A fundraising campaign launched in protest of the occupation of Malheur National Wildlife Refuge has raised more than $50,000 in pledges in 72 hours, the OR brothers behind the crowdfunding site announced Wednesday.
The funds are slated for a gun control campaign, a group that supports the refuge the occupiers want to privatize, an organization that has labeled Bundy and his compatriots as extremists and the Native American tribe whose members claim the refuge as their ancestral land.
Meanwhile, Ammon Bundy made a surprise appearance at Tuesday night's community meeting in Burns.
"Ammon, you need to go home to your family; thank you", local resident Jennifer Williams said. The group says it is time for the government to take action against the protesters in Oregon. What this is, is an armed, criminal political occupation of public lands.
Steve and Carol Hoke, of Eagle, Idaho, hold signs protesting the recent occupation of the Malheur National Wildlife Refuge in southeastern OR by group of armed activists, Tuesday, Jan. 19, 2016, in Boise, Idaho. Many of them sympathize with the issues being raised but prioritize the peace of their community.

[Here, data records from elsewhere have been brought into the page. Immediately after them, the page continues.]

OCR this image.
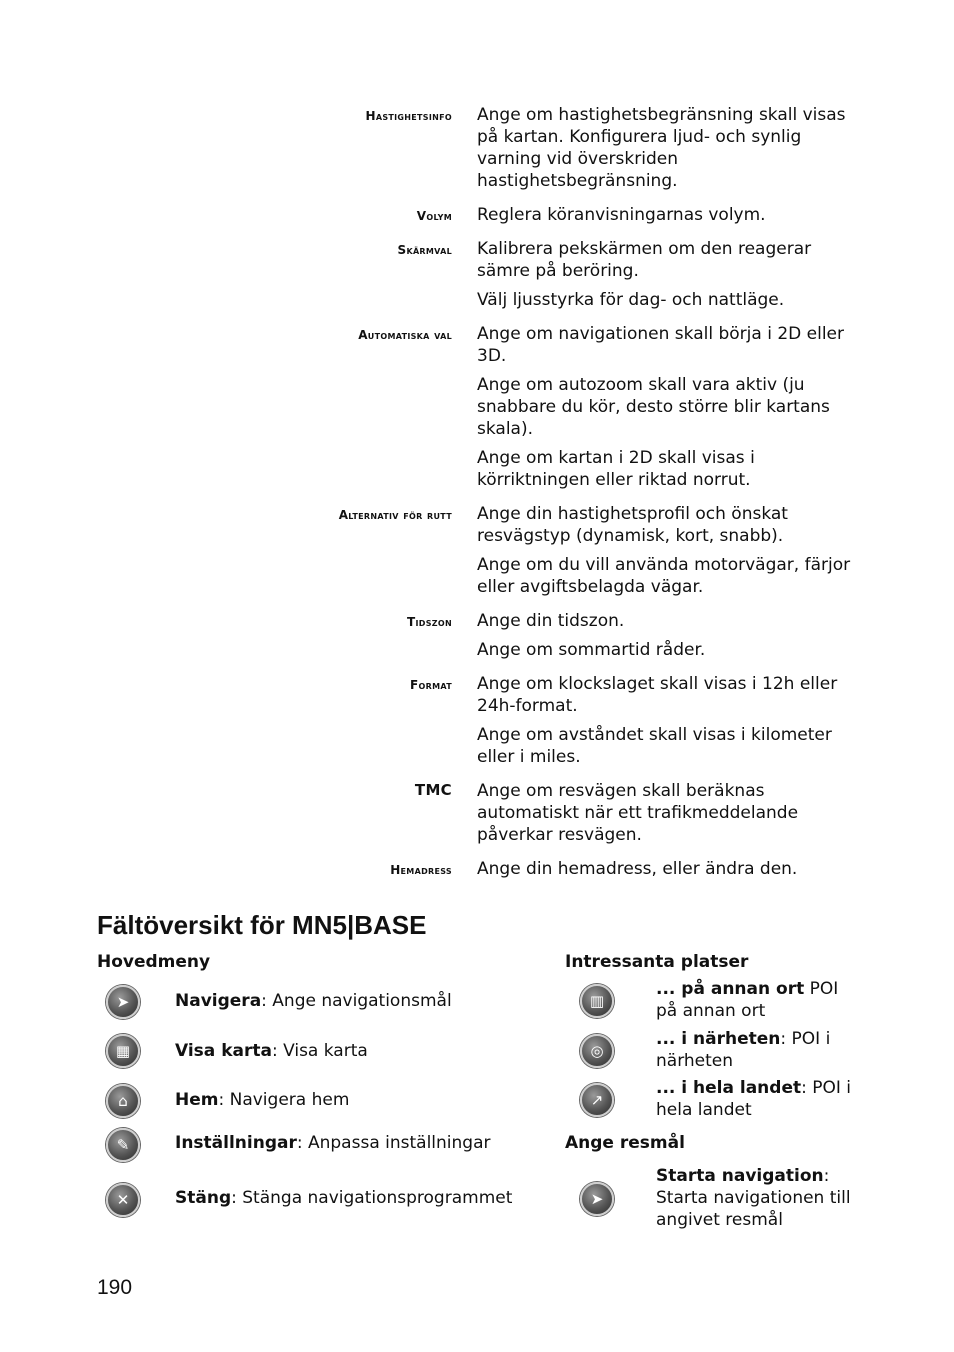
Hastighetsinfo Ange om hastighetsbegränsning skall visas på kartan. Konfigurera ljud- och synlig varning vid överskriden hastighetsbegränsning.

Volym Reglera köranvisningarnas volym.

Skärmval Kalibrera pekskärmen om den reagerar sämre på beröring.

Välj ljusstyrka för dag- och nattläge.

Automatiska val Ange om navigationen skall börja i 2D eller 3D.

Ange om autozoom skall vara aktiv (ju snabbare du kör, desto större blir kartans skala).

Ange om kartan i 2D skall visas i körriktningen eller riktad norrut.

Alternativ för rutt Ange din hastighetsprofil och önskat resvägstyp (dynamisk, kort, snabb).

Ange om du vill använda motorvägar, färjor eller avgiftsbelagda vägar.

Tidszon Ange din tidszon.

Ange om sommartid råder.

Format Ange om klockslaget skall visas i 12h eller 24h-format.

Ange om avståndet skall visas i kilometer eller i miles.

TMC Ange om resvägen skall beräknas automatiskt när ett trafikmeddelande påverkar resvägen.

Hemadress Ange din hemadress, eller ändra den.

Fältöversikt för MN5|BASE
Hovedmeny
➤	Navigera: Ange navigationsmål
▦	Visa karta: Visa karta
⌂	Hem: Navigera hem
✎	Inställningar: Anpassa inställningar
✕	Stäng: Stänga navigationsprogrammet
Intressanta platser
▥
... på annan ort POI på annan ort
◎
... i närheten: POI i närheten
↗
... i hela landet: POI i hela landet
Ange resmål
➤
Starta navigation: Starta navigationen till angivet resmål
190
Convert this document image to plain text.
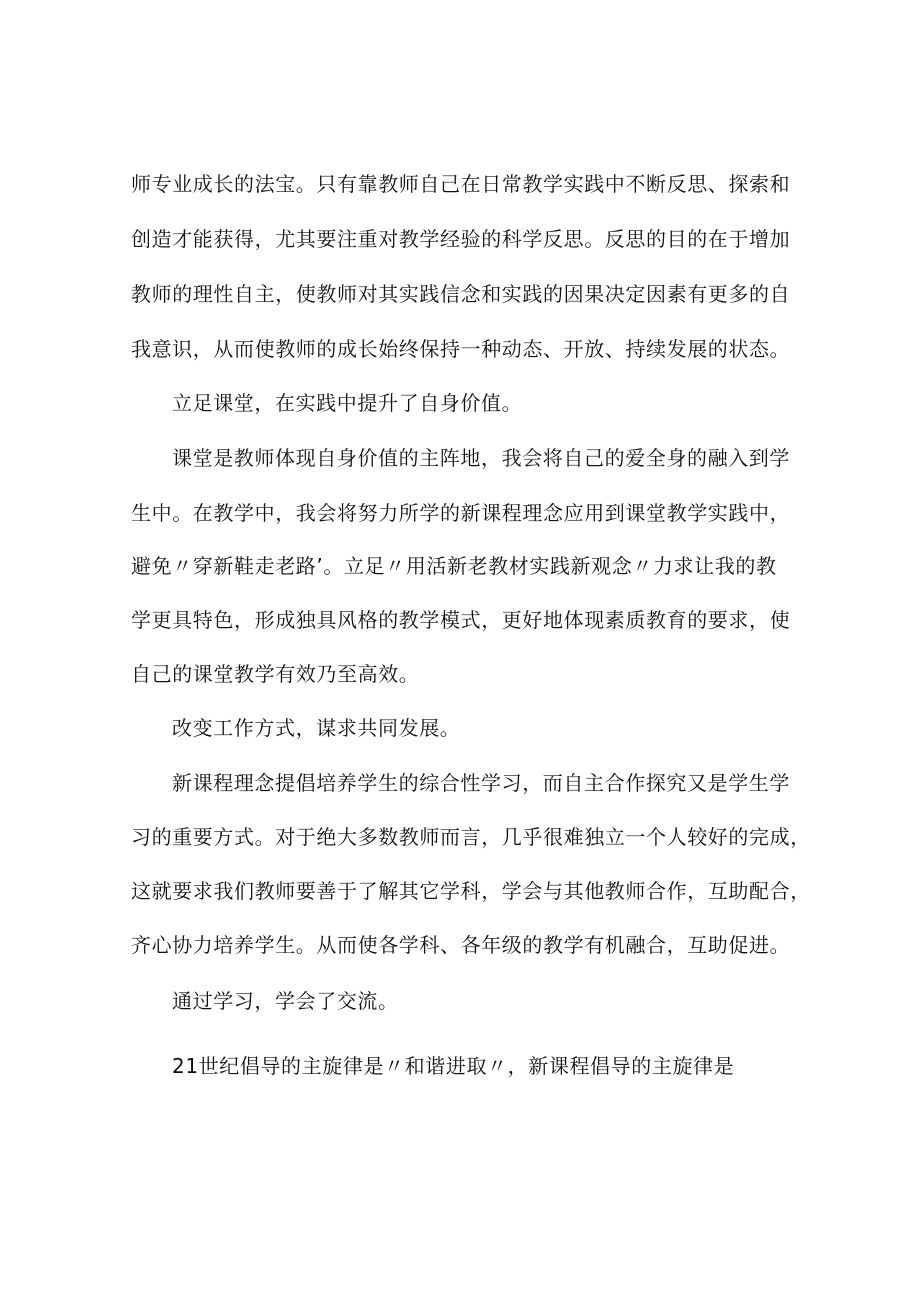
师专业成长的法宝。只有靠教师自己在日常教学实践中不断反思、探索和
创造才能获得，尤其要注重对教学经验的科学反思。反思的目的在于增加
教师的理性自主，使教师对其实践信念和实践的因果决定因素有更多的自
我意识，从而使教师的成长始终保持一种动态、开放、持续发展的状态。
立足课堂，在实践中提升了自身价值。
课堂是教师体现自身价值的主阵地，我会将自己的爱全身的融入到学
生中。在教学中，我会将努力所学的新课程理念应用到课堂教学实践中，
避免〃穿新鞋走老路’。立足〃用活新老教材实践新观念〃力求让我的教
学更具特色，形成独具风格的教学模式，更好地体现素质教育的要求，使
自己的课堂教学有效乃至高效。
改变工作方式，谋求共同发展。
新课程理念提倡培养学生的综合性学习，而自主合作探究又是学生学
习的重要方式。对于绝大多数教师而言，几乎很难独立一个人较好的完成，
这就要求我们教师要善于了解其它学科，学会与其他教师合作，互助配合，
齐心协力培养学生。从而使各学科、各年级的教学有机融合，互助促进。
通过学习，学会了交流。
21世纪倡导的主旋律是〃和谐进取〃，新课程倡导的主旋律是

Conservation groups have also shown up at the refuge itself to demand that Bundy and his followers leave, and last weekend got into a shouting match with Bundy's group.
Still, Bundy isn't giving up.
Bundy, son of controversial Nevada rancher Cliven Bundy, and others started out protesting the sentencing of Dwight Hammond and his son Steven, two ranchers convicted of arson on federal lands in Oregon.
The open letter, which was posted on the Malheur National Wildlife Refuge's Facebook page, states, "Many have asked us to comment on the ongoing situation at Malheur NWR". "I will not stop insisting that federal officials enforce the law", she said. Bundy's game plan may be to continue to try to win local support and to draw as much attention as possible to his complaints against the federal government.
But a march supporting the Hammonds led to the armed occupation of the refuge, with occupiers decrying what they call government overreach when it comes to federal lands. During a Tuesday press conference, Bundy reiterated that "we're not going anywhere" until his group accomplishes its goals.
Federal, state and local law enforcement officers have been sent to the remote area but so far have avoided doing anything that might provoke a confrontation. If they drive them off the refuge, they can probably count on being arrested.